Everybody is happy as his pay rises. Yet pleasure at your own can disappear if you learn that a fellow worker has been given a bigger one. Indeed, if he is known as being lazy, you might even be quite cross. Such behavior is regarded as “all too human”, with the underlying belief that other animals would not be able to have this finely developed sense of sadness. But a study by Sarah Brosnan of Emory University in Atlanta, Georgia, which has just been published in Nature, suggests that it is all too monkey, as well.

The researchers studied the behaviors of some kind of female brown monkeys. They look smart. They are good-natured, co-operative creatures, and they share their food happily. Above all, like female human beings, they tend to pay much closer attention to the value of “goods and services” than males.

Such characteristics make them perfect subjects for Doctor Brosnan’s study. The researchers spent two years teaching their monkeys to exchange tokens(奖券)-some rocks, for food. Normally, the monkeys were happy enough to exchange pieces of rock for pieces of cucumber. However, when two monkeys were placed in separate and connected rooms, so that each other could observe what the other is getting in return for its rock, they became quite different.

In the world of monkeys, grapes are excellent goods (and much preferable to cucumbers). So when one monkey was handed a grape in exchange for her token, the second was not willing to hand hers over for a mere piece of cucumber. And if one received a grape without having to provide her token in exchange at all, the other either shook her own token at the researcher, or refused to accept the cucumber. Indeed, the mere presence of a grape in the other room (without an actual monkey to eat it) was enough to bring about dissatisfaction in a female monkey.

The researches suggest that these monkeys, like humans, are guided by social senses. In the wild, they are co-operative and group-living. Such co-operation is likely to be firm only when each animal feels it is not being cheated. Feelings of anger when unfairly treated, it seems, are not the nature of human beings alone. Refusing a smaller reward completely makes these feelings clear to other animals of the group. However, whether such a sense of fairness developed independently in monkeys and humans, or whether it comes from the common roots that they had 35 million years ago, is, as yet, an unanswered question.

1.Female monkeys of this kind are chosen for the research most probably because they are  .

A.more serious about what they get

B.attentive to researchers’ instructions

C.nice in both appearance and behaviors

D.more ready to help others than their male companions

2.The underlined statement “it is all too monkey” means that_______.

A.monkeys are also angry with lazy fellows

B.feeling bitter at unfairness is also monkey’s nature

C.monkeys, like humans, tend to be envious of each other

D.no animals other than monkeys can develop such feelings

3.When one monkey received a grape for free, the other would     .
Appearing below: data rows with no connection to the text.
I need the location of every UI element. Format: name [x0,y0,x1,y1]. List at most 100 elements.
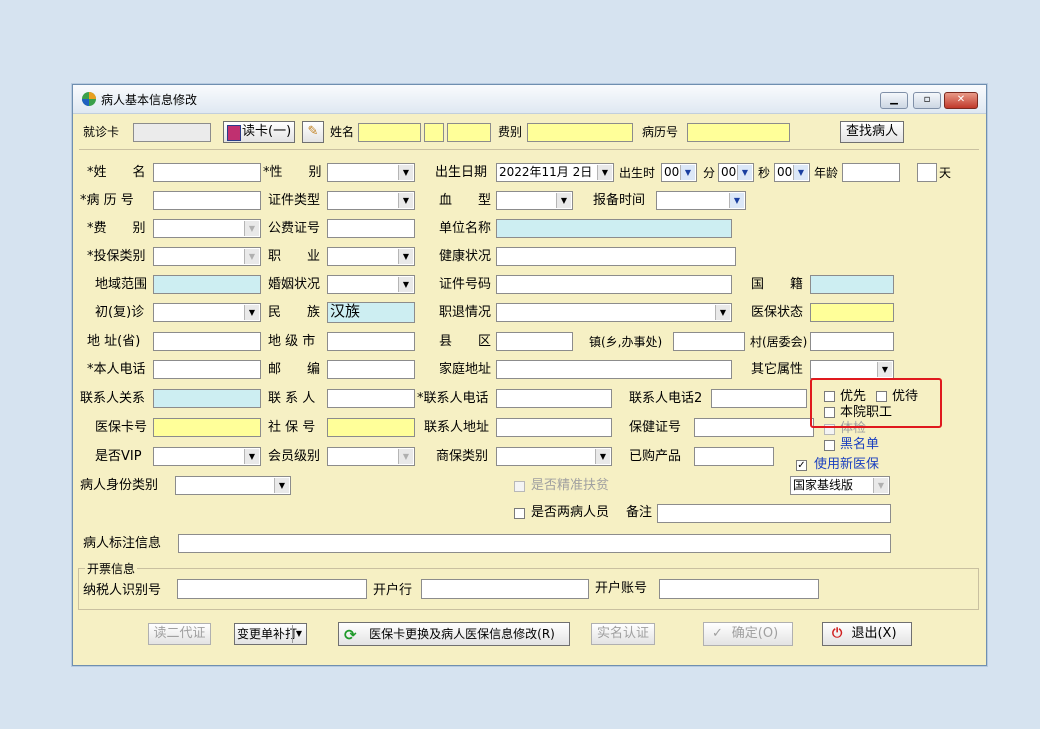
ok-button[interactable]: ✓ 确定(O) [703,622,793,646]
blacklist-checkbox[interactable] [824,440,835,451]
id-no-label: 证件号码 [439,277,492,292]
contact-input[interactable] [327,389,415,408]
visit-select[interactable] [153,303,261,322]
social-no-label: 社 保 号 [268,420,316,435]
clear-button[interactable]: ✎ [302,121,324,143]
card-replace-button[interactable]: ⟳ 医保卡更换及病人医保信息修改(R) [338,622,570,646]
insure-status-input[interactable] [810,303,894,322]
toolbar-gender-input[interactable] [424,123,444,142]
identity-type-select[interactable] [175,476,291,495]
toolbar-name-input[interactable] [358,123,421,142]
gender-select[interactable] [327,163,415,182]
read-id2-button[interactable]: 读二代证 [148,623,211,645]
health-cert-label: 保健证号 [629,420,682,435]
health-cert-input[interactable] [694,418,814,437]
find-patient-button[interactable]: 查找病人 [840,121,904,143]
second-label: 秒 [758,166,771,180]
purchased-input[interactable] [694,447,774,466]
county-input[interactable] [496,332,573,351]
new-insurance-checkbox[interactable]: ✓ [796,460,807,471]
app-icon [82,92,96,106]
tax-id-input[interactable] [177,579,367,599]
age-input[interactable] [842,163,900,182]
blacklist-label: 黑名单 [840,437,880,452]
contact-label: 联 系 人 [268,391,316,406]
insure-status-label: 医保状态 [751,305,804,320]
employer-label: 单位名称 [439,221,492,236]
village-input[interactable] [810,332,894,351]
contact-addr-input[interactable] [496,418,612,437]
id-no-input[interactable] [496,275,732,294]
commercial-select[interactable] [496,447,612,466]
contact-rel-input[interactable] [153,389,261,408]
region-input[interactable] [153,275,261,294]
realname-button[interactable]: 实名认证 [591,623,655,645]
contact-phone-label: *联系人电话 [417,391,489,406]
remark-label: 备注 [626,505,653,520]
two-disease-label: 是否两病人员 [531,505,610,520]
toolbar-age-input[interactable] [447,123,491,142]
change-print-button[interactable]: 变更单补打 ▼ [234,623,307,645]
city-label: 地 级 市 [268,334,316,349]
poverty-checkbox[interactable] [514,481,525,492]
addr-prov-input[interactable] [153,332,261,351]
exit-button[interactable]: ⏻ 退出(X) [822,622,912,646]
minimize-button[interactable]: ▁ [880,92,908,109]
name-input[interactable] [153,163,261,182]
bank-label: 开户行 [373,583,413,598]
city-input[interactable] [327,332,415,351]
social-no-input[interactable] [327,418,415,437]
insurance-type-select[interactable] [153,247,261,266]
vip-select[interactable] [153,447,261,466]
ethnic-input[interactable]: 汉族 [327,302,415,323]
record-no-input[interactable] [153,191,261,210]
public-fee-input[interactable] [327,219,415,238]
occupation-select[interactable] [327,247,415,266]
nationality-input[interactable] [810,275,894,294]
id-type-select[interactable] [327,191,415,210]
commercial-label: 商保类别 [436,449,489,464]
close-button[interactable]: ✕ [944,92,978,109]
member-level-select[interactable] [327,447,415,466]
birth-date-picker[interactable]: 2022年11月 2日 [496,163,614,182]
marital-select[interactable] [327,275,415,294]
window-title: 病人基本信息修改 [101,93,198,107]
contact-phone-input[interactable] [496,389,612,408]
record-no-label: *病 历 号 [80,193,134,208]
blood-select[interactable] [496,191,573,210]
public-fee-label: 公费证号 [268,221,321,236]
employer-input[interactable] [496,219,732,238]
toolbar-fee-input[interactable] [527,123,633,142]
maximize-button[interactable]: ▫ [913,92,941,109]
invoice-legend: 开票信息 [85,559,138,579]
two-disease-checkbox[interactable] [514,508,525,519]
patient-note-input[interactable] [178,534,891,553]
remark-input[interactable] [657,504,891,523]
hour-select[interactable]: 00 [661,163,697,182]
divider [79,149,979,150]
identity-type-label: 病人身份类别 [80,478,159,493]
town-input[interactable] [673,332,745,351]
age-unit-input[interactable] [917,163,937,182]
fee-type-select[interactable] [153,219,261,238]
bank-input[interactable] [421,579,589,599]
retire-select[interactable] [496,303,732,322]
second-select[interactable]: 00 [774,163,810,182]
home-addr-input[interactable] [496,360,732,379]
other-attr-select[interactable] [810,360,894,379]
contact-rel-label: 联系人关系 [80,391,146,406]
insurance-version-select[interactable]: 国家基线版 [790,476,890,495]
report-time-select[interactable] [656,191,746,210]
phone-input[interactable] [153,360,261,379]
read-card-button[interactable]: 读卡(一) [223,121,295,143]
insure-card-input[interactable] [153,418,261,437]
account-input[interactable] [659,579,819,599]
card-input[interactable] [133,123,211,142]
birth-hour-label: 出生时 [619,166,656,180]
card-label: 就诊卡 [83,125,120,139]
toolbar-record-input[interactable] [687,123,790,142]
health-input[interactable] [496,247,736,266]
postcode-input[interactable] [327,360,415,379]
minute-select[interactable]: 00 [718,163,754,182]
contact-phone2-input[interactable] [711,389,807,408]
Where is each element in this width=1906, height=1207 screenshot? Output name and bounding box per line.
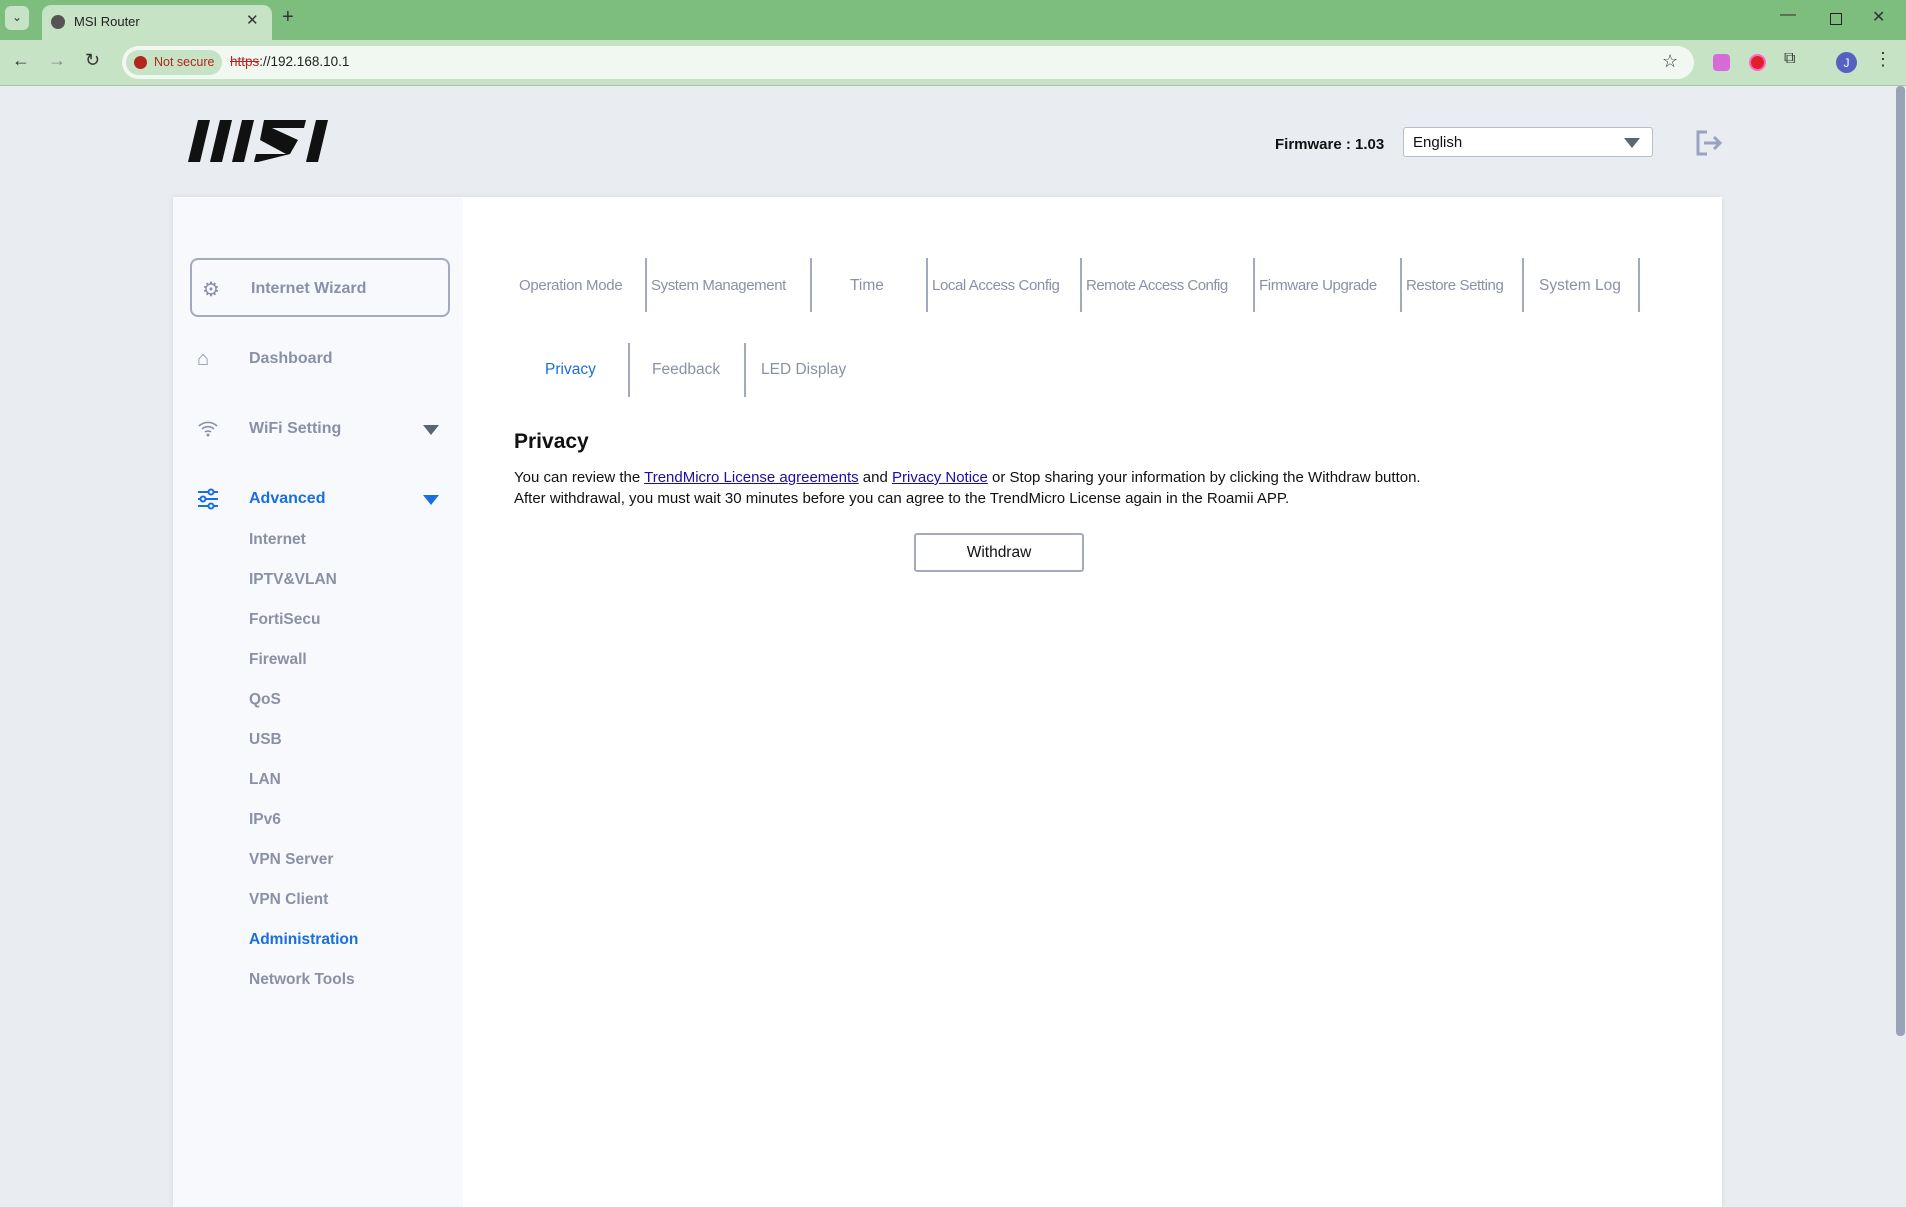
subtab-led-display[interactable]: LED Display bbox=[761, 361, 846, 379]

A.not be willing to hand over her token

B.shake her hands and get angry

C.have to exchange her token for the cucumber

D.refuse to accept the cucumber

4.Which of the following conclusions is TRUE according to the passage?

A.Human beings’ feelings of anger are developed from the monkeys.

B.In the research, male monkeys are less likely to exchange food with others.

C.Co-operation between monkeys stays firm before the realization of being cheated.

D.Only monkeys and humans have the sense of fairness dating from 35 million years ago.

5.What can we learn about the monkeys in Sarah’s study?

A.They can be trained to develop social senses.

B.They usually show their feelings openly as humans do.

C.They may show their satisfaction with equal treatment.

D.They feel angry when they receive small rewards.